Friday 16 November 2018

How reliable is the PAS database? (Part 2)

While idly exploring the database of the UK's Portable Antiquities Scheme (PAS) I came across this entry for a pottery lamp supposedly found in Norfolk in 1986 (record created 11 years ago, updated 2 years ago):


Here is the PAS identification (with my comments below):
"Romano-British"
It has nothing to do with Romano-British culture.

"known as a 'factory lamp' or firmalampe"
It does not even remotely resemble that type of lamp.

"Probably made in Gaul or Germany."
It was made in northern Syria, at the opposite end of the Roman Empire.

"2nd or 3rd century."
It is not earlier than the 5th to 6th centuries AD.
I appreciate that PAS staff have a large workload and I hate to nitpick but artefacts of this type are very well known (Kennedy Type 20) and extensively recorded in the literature. More worryingly, although they are common on the modern antiquities market, it is extremely unlikely that they ever formed part of Britain's ancient archaeology.


The PAS identification (a 'factory lamp' made in Gaul during the 2nd century) fits plausibly into Romano-British archaeology.
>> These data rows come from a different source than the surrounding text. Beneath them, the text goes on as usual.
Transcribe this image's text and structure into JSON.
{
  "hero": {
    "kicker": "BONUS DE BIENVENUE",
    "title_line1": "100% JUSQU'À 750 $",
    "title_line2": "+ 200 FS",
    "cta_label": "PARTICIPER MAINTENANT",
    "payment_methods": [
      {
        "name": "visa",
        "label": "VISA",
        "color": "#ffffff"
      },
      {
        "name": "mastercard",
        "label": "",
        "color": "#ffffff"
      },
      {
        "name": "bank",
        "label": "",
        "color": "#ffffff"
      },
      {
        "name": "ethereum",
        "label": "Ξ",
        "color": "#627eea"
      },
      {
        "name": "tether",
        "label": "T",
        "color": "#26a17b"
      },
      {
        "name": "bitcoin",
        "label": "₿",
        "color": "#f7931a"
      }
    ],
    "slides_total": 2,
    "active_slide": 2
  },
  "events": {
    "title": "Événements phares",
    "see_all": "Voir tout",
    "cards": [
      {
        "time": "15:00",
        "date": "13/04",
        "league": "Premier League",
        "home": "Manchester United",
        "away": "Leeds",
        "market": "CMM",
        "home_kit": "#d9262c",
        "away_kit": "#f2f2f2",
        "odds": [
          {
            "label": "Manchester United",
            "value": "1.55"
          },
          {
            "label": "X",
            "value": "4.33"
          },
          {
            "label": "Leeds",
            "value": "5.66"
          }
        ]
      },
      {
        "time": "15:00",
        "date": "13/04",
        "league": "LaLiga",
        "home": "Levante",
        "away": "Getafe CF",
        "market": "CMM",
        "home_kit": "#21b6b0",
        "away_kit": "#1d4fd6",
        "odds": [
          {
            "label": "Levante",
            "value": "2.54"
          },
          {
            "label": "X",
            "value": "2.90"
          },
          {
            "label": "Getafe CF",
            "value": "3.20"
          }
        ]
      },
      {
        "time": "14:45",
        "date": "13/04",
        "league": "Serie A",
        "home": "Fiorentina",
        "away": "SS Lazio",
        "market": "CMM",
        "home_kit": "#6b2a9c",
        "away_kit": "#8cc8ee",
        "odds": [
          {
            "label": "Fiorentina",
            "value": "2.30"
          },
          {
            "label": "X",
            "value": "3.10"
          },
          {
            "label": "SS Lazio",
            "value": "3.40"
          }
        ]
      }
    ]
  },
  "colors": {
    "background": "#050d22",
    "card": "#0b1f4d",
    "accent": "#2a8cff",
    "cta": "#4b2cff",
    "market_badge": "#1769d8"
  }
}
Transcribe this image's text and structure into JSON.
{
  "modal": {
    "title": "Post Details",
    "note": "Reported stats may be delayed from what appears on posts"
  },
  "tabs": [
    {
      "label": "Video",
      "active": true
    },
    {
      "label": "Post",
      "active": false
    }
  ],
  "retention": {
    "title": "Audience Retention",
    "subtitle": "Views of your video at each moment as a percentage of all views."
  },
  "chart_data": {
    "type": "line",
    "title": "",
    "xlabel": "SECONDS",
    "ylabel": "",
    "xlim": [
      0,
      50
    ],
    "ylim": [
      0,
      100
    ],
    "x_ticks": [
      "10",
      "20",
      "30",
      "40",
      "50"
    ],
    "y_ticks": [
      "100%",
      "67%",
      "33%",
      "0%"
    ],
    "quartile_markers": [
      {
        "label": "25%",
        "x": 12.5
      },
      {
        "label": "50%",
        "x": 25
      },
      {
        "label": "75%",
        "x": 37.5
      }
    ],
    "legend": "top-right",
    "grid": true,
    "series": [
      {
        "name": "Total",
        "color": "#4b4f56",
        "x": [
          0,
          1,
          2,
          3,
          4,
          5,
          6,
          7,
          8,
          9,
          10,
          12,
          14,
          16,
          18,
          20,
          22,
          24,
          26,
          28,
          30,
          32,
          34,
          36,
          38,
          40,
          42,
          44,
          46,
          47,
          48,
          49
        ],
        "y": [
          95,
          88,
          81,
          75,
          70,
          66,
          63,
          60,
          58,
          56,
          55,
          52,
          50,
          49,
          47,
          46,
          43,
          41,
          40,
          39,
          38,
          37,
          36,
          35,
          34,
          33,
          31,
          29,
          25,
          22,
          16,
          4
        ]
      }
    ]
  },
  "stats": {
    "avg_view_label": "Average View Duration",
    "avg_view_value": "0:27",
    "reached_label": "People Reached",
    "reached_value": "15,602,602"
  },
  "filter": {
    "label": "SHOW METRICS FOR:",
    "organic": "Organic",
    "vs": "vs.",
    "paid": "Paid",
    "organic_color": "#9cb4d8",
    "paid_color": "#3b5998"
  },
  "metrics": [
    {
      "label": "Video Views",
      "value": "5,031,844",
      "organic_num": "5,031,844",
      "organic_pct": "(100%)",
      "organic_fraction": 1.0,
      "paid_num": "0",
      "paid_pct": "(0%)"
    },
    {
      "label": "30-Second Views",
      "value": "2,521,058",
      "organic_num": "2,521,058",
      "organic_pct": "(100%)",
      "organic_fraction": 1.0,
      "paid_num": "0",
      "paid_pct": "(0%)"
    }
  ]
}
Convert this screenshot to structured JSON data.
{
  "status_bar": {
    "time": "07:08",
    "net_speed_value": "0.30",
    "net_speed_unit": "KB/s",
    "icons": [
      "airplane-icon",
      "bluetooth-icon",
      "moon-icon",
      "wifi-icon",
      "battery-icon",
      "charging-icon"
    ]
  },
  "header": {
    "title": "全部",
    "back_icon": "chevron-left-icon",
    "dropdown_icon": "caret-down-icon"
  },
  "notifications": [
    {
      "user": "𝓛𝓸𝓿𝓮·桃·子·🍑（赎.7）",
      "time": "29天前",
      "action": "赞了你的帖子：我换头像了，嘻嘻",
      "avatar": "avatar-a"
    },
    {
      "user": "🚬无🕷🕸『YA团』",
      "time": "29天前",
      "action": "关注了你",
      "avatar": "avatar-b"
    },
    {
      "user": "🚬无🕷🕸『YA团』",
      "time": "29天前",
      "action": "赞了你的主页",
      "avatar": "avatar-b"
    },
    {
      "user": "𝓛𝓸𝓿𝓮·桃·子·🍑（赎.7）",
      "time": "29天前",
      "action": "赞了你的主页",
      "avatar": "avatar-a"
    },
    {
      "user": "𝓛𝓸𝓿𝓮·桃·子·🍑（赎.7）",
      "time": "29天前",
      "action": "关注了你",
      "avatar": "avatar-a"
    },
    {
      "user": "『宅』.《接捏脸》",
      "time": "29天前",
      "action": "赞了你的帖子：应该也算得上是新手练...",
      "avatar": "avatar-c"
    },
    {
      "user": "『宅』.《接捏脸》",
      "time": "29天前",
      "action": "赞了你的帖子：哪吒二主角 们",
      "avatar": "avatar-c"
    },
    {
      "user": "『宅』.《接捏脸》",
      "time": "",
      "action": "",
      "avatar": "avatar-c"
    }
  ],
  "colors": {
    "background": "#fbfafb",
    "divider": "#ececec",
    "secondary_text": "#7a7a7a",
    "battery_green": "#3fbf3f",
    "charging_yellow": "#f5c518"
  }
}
The reality is far more doubtful.

The difficulty here seems to be that the identification of the object was an unwarranted assumption, guided by the narrow confines of what would be expected within a supposed British context and tailoring it to fit, rather than accepting that the discovery of the object was very different to that of a documented excavation and that the object could not safely be treated in the same way. Familiarity with a much wider international typology than that of Wheeler's localised (and long outdated!) London in Roman Times was called for. The episode highlights the importance of recognising that PAS recording is not a substitute for traditional archaeology.

I once mentioned that PAS records are inherently open to abuse and are thus unreliable. A careless and  incorrect identification compounds the problem. It is misleading and potentially distorts our perception of the British past. Moreover, it lends credibility to nonsense invented to exploit that misperception.